Ti stai rendendo protagonista di una carriera internazionale, incontrando esperienze artistiche e umane che vanno da Hans Werner Henze a importanti compositori e autori dell’estremo oriente ma ti sei formato nella cosiddetta “scuola romana”. Come sta la musica a Roma?
“Per la musica di qualità dal vivo non così male, basta saper cercare. Su tutte abbiamo l’Accademia Nazionale di Santa Cecilia che ospita ogni anno grandi musicisti nella propria stagione sinfonica e cameristica. Proprio in questo ambito, nella Sala Santa Cecilia del Parco della Musica, ho ascoltato due anni fa la prima esecuzione di una delle ultime opere di Henze, Immolazione, commissionata dall’Accademia ed eseguita dall’orchestra diretta da sir Antonio Pappano”.

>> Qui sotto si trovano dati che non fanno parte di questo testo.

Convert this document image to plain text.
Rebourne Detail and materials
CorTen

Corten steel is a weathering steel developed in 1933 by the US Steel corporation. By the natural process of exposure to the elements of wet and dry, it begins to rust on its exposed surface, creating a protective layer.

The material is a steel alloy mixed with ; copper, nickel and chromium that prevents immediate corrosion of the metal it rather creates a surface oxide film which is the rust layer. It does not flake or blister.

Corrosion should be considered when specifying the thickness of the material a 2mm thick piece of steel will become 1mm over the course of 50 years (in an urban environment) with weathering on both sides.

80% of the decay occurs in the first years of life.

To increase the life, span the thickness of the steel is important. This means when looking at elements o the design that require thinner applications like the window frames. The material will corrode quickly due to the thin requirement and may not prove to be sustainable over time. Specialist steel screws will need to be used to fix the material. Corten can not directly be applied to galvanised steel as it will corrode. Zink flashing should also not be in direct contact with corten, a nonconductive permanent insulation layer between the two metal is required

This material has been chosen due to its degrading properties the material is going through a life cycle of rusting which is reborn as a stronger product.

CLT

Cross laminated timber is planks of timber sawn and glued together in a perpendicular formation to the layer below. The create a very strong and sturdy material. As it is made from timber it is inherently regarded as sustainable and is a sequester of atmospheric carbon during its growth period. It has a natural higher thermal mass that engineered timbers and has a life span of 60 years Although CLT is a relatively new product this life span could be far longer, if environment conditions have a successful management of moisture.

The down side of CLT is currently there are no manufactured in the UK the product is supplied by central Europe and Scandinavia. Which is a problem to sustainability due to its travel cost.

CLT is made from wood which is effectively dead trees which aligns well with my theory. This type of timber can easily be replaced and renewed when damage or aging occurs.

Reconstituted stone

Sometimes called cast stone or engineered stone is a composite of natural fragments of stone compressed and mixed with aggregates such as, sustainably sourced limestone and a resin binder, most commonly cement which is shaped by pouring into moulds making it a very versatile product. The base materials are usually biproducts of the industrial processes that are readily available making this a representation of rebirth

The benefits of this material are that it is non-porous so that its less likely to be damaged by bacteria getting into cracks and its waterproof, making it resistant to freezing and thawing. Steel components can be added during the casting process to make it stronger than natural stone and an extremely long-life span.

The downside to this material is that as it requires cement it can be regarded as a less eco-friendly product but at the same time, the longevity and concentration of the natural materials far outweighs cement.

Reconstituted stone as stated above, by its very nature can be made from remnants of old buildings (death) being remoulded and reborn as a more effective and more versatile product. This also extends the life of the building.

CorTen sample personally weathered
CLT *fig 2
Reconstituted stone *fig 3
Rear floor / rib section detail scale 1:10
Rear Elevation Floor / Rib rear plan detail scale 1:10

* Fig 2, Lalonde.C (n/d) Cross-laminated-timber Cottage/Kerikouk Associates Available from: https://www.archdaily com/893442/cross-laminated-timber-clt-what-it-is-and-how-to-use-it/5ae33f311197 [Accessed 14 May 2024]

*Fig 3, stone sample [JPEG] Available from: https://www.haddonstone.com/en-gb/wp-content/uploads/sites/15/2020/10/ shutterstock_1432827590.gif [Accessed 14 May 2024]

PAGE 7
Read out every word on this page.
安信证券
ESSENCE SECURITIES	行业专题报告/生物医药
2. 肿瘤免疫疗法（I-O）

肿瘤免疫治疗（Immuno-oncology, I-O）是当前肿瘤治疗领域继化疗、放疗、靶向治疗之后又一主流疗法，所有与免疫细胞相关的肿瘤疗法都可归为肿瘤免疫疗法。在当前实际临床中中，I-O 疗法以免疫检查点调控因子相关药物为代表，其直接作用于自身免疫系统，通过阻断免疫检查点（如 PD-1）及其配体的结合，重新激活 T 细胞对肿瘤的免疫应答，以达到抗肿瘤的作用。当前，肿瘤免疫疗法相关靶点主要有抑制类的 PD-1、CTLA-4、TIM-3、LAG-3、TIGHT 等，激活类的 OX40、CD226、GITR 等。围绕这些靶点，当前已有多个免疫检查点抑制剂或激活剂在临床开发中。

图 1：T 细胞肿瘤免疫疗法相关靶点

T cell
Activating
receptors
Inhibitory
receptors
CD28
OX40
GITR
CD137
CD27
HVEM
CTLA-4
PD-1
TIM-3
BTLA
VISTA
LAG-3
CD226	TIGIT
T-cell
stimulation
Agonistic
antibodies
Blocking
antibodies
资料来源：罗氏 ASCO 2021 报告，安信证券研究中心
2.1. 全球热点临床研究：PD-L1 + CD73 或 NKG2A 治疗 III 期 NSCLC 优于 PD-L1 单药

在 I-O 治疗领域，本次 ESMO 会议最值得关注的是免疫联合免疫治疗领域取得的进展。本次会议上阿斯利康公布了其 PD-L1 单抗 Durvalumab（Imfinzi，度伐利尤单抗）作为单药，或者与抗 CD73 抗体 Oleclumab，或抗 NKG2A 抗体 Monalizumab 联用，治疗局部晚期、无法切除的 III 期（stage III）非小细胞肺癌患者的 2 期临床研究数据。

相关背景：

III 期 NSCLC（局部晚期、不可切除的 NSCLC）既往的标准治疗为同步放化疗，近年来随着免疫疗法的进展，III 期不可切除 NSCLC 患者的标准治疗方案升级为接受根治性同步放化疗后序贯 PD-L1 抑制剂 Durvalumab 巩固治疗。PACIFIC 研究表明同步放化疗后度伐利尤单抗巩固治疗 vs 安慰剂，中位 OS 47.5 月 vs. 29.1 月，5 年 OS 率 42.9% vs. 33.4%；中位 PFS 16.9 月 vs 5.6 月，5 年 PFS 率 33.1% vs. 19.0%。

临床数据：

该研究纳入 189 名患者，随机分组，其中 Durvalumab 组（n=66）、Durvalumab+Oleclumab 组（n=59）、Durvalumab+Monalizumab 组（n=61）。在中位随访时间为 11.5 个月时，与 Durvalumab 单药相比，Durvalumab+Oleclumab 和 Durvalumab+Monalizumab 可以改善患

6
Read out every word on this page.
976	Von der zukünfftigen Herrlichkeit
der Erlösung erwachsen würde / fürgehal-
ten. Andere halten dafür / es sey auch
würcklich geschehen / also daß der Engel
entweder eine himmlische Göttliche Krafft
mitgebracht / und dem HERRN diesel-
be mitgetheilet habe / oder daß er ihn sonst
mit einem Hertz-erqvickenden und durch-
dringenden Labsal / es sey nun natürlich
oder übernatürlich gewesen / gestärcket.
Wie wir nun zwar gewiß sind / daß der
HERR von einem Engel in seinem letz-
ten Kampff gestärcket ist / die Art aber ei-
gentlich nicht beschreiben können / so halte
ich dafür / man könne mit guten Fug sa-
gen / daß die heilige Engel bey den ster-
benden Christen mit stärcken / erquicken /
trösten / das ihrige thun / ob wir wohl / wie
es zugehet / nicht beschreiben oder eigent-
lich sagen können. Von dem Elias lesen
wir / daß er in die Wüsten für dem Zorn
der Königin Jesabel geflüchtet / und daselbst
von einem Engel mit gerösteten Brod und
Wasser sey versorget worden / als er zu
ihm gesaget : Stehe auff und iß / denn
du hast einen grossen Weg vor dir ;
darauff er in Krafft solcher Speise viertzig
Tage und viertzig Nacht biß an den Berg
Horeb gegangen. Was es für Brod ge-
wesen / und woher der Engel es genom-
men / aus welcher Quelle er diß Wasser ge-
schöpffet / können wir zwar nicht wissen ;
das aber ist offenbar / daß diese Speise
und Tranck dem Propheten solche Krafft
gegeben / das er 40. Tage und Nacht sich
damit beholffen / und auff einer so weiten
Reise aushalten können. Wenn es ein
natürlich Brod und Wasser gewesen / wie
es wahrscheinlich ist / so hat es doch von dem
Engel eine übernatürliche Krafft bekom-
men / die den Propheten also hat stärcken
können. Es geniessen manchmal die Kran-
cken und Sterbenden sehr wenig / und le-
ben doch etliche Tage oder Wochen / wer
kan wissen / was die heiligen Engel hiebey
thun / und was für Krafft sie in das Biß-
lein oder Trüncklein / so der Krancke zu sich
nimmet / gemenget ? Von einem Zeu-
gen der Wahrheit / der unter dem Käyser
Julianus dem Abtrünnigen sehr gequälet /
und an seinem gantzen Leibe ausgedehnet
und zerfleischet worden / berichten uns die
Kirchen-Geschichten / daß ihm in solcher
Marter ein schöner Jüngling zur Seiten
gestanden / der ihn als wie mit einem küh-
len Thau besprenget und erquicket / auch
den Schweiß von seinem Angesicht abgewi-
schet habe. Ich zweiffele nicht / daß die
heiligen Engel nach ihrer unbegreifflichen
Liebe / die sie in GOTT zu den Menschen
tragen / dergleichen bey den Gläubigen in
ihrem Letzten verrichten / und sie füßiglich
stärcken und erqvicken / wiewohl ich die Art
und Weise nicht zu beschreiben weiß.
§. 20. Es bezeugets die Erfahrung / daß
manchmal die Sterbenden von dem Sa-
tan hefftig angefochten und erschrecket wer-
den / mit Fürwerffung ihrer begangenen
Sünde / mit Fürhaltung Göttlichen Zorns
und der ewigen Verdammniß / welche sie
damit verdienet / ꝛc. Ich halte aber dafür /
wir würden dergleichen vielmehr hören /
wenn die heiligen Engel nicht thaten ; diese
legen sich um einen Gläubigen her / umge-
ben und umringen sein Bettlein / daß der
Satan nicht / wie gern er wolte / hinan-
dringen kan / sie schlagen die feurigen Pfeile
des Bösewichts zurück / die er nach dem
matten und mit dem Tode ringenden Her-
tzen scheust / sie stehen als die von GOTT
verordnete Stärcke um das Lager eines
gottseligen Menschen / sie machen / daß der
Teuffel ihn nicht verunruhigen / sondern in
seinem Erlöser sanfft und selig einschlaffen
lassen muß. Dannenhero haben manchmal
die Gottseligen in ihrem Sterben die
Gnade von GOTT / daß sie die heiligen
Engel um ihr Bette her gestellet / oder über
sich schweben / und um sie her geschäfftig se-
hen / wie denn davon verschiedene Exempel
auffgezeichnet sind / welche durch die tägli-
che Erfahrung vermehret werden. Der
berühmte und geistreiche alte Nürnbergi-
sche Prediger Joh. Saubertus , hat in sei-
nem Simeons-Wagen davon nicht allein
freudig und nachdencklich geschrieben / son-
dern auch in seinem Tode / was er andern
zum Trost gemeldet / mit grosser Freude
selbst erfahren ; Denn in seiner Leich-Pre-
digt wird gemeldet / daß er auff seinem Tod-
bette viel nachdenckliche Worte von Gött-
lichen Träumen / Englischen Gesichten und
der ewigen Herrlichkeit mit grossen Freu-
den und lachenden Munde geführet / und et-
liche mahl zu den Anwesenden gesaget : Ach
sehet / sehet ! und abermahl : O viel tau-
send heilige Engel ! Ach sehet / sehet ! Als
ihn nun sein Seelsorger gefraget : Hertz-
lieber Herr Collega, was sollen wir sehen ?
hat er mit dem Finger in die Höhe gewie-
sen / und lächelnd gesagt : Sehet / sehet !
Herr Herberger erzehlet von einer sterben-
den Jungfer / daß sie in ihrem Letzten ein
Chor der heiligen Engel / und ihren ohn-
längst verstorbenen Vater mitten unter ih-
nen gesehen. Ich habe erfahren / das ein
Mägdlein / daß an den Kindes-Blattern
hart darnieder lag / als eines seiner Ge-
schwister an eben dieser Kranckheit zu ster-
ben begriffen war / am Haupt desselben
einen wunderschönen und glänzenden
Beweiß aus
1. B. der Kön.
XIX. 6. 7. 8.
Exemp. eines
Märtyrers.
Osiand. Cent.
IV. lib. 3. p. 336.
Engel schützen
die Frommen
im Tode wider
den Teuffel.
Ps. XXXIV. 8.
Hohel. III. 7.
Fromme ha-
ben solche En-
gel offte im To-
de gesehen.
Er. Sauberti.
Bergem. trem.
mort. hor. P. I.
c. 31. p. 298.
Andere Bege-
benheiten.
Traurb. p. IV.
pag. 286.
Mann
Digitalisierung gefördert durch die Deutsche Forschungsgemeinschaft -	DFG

Il Roma Guitar Festival suonerà anche note del grande Mario Gangi. Tu le sei stato affezionato e vicino. Ricordacelo artisticamente e umanamente in cinque aggettivi.
“Allegro, eclettico, esigente, solare, romano (e romanista)”
Un genio come Franco Battiato cantava: “Mandiamoli in pensione i direttori artistici, gli addetti alla cultura”. Tu che direttore artistico sei per questo festival?
“E’ sintomatico il fatto che anche Battiato ora abbia cambiato idea e si stia rimboccando le maniche in prima persona. Il direttore artistico comunque da solo non riuscirebbe ad organizzare nulla. Io devo ringraziare Mirko Ceci che, spesso dietro le quinte, rende possibile nella pratica organizzativa la realizzazione del festival e Paolo Petrocelli per la promozione e l’ufficio stampa”.
Chiuderai con un tuo concerto. Rispetto ai tuoi ultimi concerti dedicati alla musica contemporanea giapponese, sei tornato in occidente: vedo Schubert e Paganini…
“In generale nei tre concerti del festival ho voluto che il pubblico si avvicinasse alla chitarra da tre punti di vista diversi. Il concerto mi vedrà protagonista con Daniel Palmizio, uno dei violisti più affermati al giorno d’oggi. Il repertorio comprende cinque antiche danze francesi di Marin Marais, la bellissima Sonata di Schubert cosiddetta Arpeggione dallo strumento per cui è stata originariamente composta (a metà tra una chitarra e un violoncello), la Bachiana brasileira n.5 del compositore brasiliano Villa-Lobos e la Sonata per la Gran Viola di Paganini, dove la viola ha un gran bel da fare! Vi aspettiamo quindi alla Basilica di San Giovanni a Porta Latina il primo e il 4 dicembre alle ore 21. L’ingresso è gratuito.